A liberal fundraising group has been fabulously successful—raising almost $400 million—at funding everything from political campaigns for hard-left Democrats to ballot initiatives that promote far-left causes.
Recent FEC disclosures show that the Sixteen Thirty Fund raised and spent nearly $400 million to defeat Donald Trump and several Republican Senators. What makes the Sixteen Thirty Fund especially noteworthy is, first, the rank hypocrisy of the left, who tried to convince the American people that dark money would be the downfall of American democracy.

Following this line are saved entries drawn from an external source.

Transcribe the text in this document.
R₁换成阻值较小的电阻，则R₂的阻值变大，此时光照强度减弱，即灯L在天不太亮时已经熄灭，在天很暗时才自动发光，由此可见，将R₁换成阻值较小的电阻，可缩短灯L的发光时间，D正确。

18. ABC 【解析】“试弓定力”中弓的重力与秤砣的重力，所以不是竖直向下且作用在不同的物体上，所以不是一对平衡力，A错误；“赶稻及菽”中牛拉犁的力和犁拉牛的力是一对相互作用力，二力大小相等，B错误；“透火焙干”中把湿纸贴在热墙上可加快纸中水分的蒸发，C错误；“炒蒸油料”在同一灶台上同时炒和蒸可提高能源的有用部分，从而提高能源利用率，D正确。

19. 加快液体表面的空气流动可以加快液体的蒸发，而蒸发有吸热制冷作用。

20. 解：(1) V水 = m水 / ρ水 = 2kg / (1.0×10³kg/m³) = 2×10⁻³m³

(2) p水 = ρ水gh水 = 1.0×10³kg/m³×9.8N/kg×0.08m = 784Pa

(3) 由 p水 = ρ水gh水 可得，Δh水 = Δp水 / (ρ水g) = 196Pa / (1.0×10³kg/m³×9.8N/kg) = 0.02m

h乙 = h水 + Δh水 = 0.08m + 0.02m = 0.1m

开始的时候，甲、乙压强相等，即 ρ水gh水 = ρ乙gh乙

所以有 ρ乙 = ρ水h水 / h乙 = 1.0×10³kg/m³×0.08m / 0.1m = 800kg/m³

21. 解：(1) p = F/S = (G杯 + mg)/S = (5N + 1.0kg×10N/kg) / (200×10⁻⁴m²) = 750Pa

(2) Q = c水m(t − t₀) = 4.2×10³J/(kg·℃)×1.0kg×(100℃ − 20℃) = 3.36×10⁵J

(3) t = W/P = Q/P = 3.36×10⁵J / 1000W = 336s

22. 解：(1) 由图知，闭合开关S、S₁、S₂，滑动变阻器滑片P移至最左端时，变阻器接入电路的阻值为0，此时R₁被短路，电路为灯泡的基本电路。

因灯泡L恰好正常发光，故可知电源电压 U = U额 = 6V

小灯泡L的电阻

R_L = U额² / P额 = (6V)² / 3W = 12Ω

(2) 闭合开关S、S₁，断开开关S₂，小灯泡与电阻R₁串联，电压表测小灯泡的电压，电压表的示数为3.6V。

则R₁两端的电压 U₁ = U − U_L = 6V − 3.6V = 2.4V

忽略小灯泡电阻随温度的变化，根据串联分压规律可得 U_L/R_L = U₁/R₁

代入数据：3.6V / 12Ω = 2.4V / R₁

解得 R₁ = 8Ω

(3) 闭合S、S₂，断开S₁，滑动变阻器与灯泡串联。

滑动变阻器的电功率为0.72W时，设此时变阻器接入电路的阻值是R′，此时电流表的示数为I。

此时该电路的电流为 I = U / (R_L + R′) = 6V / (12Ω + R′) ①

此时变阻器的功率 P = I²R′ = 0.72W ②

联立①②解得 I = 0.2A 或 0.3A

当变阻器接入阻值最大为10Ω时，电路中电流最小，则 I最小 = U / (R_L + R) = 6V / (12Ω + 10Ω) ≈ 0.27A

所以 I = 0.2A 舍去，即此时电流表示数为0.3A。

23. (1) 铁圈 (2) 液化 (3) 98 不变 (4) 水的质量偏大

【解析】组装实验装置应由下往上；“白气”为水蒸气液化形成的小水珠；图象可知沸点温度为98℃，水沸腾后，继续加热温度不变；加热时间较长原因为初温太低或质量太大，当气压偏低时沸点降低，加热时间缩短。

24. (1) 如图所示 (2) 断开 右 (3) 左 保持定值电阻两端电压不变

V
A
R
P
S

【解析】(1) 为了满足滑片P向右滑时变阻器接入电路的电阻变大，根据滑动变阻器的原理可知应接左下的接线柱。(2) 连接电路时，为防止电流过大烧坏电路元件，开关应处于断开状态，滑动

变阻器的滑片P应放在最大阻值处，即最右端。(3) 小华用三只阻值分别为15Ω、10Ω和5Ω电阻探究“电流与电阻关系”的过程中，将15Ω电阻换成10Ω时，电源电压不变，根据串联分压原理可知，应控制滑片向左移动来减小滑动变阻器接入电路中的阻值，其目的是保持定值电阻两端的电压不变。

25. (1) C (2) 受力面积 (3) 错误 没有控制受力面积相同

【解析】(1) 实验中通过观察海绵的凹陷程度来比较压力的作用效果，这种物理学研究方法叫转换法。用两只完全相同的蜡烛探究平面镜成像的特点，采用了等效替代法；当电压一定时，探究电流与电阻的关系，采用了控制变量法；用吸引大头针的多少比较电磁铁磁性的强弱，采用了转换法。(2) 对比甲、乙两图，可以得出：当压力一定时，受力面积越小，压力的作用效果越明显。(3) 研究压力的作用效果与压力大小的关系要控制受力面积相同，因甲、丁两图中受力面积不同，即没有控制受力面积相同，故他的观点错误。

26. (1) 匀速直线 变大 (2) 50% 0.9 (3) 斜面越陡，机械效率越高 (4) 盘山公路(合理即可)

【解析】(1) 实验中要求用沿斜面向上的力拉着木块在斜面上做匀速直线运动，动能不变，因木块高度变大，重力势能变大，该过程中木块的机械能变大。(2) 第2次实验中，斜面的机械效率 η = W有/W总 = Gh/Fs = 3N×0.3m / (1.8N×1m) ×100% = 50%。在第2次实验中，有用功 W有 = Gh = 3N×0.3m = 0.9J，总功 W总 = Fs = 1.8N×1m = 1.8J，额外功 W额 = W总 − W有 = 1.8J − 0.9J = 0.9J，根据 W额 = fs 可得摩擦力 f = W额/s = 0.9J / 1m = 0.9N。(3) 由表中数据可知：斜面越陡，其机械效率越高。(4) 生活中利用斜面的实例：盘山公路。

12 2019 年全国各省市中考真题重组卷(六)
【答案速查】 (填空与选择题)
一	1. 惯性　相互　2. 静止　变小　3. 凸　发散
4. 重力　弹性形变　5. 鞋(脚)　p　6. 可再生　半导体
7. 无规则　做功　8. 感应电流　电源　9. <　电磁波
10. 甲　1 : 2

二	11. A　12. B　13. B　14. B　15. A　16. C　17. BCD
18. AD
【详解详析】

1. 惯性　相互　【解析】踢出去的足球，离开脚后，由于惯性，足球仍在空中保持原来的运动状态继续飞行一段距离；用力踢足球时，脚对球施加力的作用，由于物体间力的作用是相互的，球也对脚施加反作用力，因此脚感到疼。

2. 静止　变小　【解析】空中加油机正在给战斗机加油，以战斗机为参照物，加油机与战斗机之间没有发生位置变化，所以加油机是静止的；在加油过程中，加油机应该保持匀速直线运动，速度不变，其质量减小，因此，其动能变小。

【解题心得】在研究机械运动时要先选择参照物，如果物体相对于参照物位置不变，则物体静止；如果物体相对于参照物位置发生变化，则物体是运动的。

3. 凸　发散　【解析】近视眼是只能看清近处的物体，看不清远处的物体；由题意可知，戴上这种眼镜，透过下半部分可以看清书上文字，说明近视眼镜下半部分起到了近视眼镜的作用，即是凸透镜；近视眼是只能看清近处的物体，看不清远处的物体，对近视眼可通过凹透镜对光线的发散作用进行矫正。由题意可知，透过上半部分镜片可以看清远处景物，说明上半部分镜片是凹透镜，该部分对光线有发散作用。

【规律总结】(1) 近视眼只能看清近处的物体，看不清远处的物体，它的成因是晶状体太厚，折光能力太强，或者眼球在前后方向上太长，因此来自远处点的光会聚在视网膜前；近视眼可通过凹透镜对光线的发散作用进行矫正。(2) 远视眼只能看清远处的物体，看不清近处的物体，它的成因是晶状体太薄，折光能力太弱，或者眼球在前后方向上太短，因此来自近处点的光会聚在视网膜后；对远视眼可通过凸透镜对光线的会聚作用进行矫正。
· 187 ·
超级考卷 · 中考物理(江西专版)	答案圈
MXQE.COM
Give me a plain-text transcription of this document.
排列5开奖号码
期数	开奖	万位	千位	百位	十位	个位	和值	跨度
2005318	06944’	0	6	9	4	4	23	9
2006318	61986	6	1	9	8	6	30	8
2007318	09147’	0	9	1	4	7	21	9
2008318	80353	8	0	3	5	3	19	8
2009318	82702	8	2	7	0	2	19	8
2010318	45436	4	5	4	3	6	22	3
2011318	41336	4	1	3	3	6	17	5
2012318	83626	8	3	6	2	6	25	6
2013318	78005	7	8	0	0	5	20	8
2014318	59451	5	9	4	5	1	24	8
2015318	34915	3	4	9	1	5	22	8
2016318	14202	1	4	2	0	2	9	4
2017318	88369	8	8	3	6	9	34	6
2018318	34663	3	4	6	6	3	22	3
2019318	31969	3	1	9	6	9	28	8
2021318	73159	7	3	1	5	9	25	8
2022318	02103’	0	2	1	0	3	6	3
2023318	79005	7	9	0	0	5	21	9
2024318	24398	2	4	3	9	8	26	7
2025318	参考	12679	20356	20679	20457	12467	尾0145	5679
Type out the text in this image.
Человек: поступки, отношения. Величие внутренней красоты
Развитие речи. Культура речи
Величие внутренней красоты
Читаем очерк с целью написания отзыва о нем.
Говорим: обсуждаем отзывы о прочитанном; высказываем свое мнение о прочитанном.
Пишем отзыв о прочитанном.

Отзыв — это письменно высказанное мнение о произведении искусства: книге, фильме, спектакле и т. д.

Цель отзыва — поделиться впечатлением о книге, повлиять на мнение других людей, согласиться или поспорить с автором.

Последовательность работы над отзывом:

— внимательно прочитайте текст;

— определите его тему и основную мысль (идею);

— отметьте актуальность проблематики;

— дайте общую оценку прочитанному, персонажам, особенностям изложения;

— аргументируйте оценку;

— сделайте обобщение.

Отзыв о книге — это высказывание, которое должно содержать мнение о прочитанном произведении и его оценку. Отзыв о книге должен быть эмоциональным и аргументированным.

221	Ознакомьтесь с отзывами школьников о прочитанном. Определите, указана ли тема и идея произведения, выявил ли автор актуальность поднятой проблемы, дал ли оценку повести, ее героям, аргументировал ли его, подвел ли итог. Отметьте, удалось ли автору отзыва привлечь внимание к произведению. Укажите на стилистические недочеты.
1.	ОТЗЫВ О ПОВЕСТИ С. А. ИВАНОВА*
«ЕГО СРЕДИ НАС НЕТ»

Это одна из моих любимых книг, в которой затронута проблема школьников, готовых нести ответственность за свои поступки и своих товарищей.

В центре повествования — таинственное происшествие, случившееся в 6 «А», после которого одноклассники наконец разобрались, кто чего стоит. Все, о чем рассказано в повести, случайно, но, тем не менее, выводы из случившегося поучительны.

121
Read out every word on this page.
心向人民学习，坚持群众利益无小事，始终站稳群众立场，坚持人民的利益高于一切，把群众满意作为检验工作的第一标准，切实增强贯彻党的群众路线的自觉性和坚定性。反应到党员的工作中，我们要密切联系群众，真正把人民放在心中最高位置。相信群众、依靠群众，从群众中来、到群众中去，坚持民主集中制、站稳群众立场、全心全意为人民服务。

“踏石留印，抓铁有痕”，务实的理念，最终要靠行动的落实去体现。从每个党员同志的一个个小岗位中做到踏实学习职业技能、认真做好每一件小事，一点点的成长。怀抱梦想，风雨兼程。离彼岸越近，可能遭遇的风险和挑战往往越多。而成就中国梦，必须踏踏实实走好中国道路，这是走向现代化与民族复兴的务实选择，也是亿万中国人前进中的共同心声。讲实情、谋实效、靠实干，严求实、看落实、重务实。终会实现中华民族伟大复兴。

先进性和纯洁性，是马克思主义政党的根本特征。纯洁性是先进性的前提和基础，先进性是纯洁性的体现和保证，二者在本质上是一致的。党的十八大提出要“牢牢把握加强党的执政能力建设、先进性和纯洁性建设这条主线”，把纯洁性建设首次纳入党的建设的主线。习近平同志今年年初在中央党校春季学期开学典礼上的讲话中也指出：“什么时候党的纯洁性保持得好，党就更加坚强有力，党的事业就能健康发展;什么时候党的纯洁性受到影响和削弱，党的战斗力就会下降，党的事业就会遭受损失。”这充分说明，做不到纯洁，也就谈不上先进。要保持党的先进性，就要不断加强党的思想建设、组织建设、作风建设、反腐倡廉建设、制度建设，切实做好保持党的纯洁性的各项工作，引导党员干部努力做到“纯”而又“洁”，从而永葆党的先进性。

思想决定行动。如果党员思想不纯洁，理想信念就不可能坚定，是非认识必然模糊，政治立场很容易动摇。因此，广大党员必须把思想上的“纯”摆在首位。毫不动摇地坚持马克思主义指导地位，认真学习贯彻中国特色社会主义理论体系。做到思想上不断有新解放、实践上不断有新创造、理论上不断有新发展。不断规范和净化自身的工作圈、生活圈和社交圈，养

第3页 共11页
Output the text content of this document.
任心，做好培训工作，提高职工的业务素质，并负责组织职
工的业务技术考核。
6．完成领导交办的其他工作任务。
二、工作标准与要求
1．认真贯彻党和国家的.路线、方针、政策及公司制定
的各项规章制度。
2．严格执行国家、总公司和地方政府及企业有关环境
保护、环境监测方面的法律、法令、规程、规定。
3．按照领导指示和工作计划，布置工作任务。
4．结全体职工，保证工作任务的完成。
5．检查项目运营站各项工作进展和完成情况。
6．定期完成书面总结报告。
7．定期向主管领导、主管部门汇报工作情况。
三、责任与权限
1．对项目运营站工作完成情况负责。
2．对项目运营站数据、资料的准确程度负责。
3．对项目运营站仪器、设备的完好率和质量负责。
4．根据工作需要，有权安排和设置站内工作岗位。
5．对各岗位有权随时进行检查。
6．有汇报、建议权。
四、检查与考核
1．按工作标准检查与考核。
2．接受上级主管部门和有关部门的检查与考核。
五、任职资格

But more than the hypocrisy, it’s the eye-popping amounts from individual donors that make the Sixteen Thirty Fund stand out in the crowd.
Sixteen Thirty Fund’s total 2020 fundraising came to nearly $390 million — a new record for the group, and nearly three times more than the approximately $140 million it raised in 2018 and 2019.
Half of the haul came from just four donors, who gave contributions of $86.2 million, $52.7 million (in the form of stock), $45.7 million and $45 million to Sixteen Thirty Fund.
“Altogether this is absolutely one of the largest fundraising machines I have ever come across,” Robert Maguire, the chief investigator for the open-government group Citizens for Responsibility & Ethics in Washington (CREW) and an expert in political nonprofits, told Politico. “I am really struggling to think of any other group, especially recently, that could rival it.”
Not even the conservative fundraisers, the Koch Brothers, can match it. Indeed, the Kochs have stopped donating to most political campaigns but even in their heyday, they never came close to the Sixteen Thirty Fund.
One of the Fund’s mega-donors came clean and admitted to the massive contribution.
Tech billionaire Pierre Omidyar and his wife, Pam, disclosed earlier this year that they were responsible for the $45 million gift, which went to Civic Action Fund, a fiscally sponsored project of the Sixteen Thirty Fund.
Another four donors gave between $10 million and $20 million, and 27 more gave between $1 million and $5.3 million.
There were also foreign contributors to the fund.
As a nonprofit, Sixteen Thirty Fund is not required to disclose its donors, even though it spends significant sums on politics. But in addition to Omidyar’s self-disclosure, the New York Times revealed earlier this year that Swiss billionaire Hansjörg Wyss’ nonprofits gave more than $135 million to the Sixteen Thirty Fund in recent years, which was earmarked for non-electoral purposes. A person with Sixteen Thirty Fund, speaking on condition of anonymity, said that contributions from organizations funded by Wyss did not increase in 2020.
The Open Society Foundations, founded by liberal mega-donor George Soros, also lists nearly $17 million in 2020 grants to the Sixteen Thirty Fund on its website.
The Sixteen Thirty Fund helped finance the vote-by-mail effort that steamrolled Republicans in 2020.
IRS rules prohibit a group like the nonprofit Sixteen Thirty Fund from spending more than 50 percent of its contributions on political activity. They spent tens of millions of dollars to elect Joe Biden and even more to attack vulnerable Senate Republicans. Their largest expenditures were given to groups backing left-wing ballot measures in several states.
So far, Republicans have no counter for this left-wing fundraising juggernaut. If they want to regain their majority in 2022 and win back the White House, they better get busy before Democrats bury them.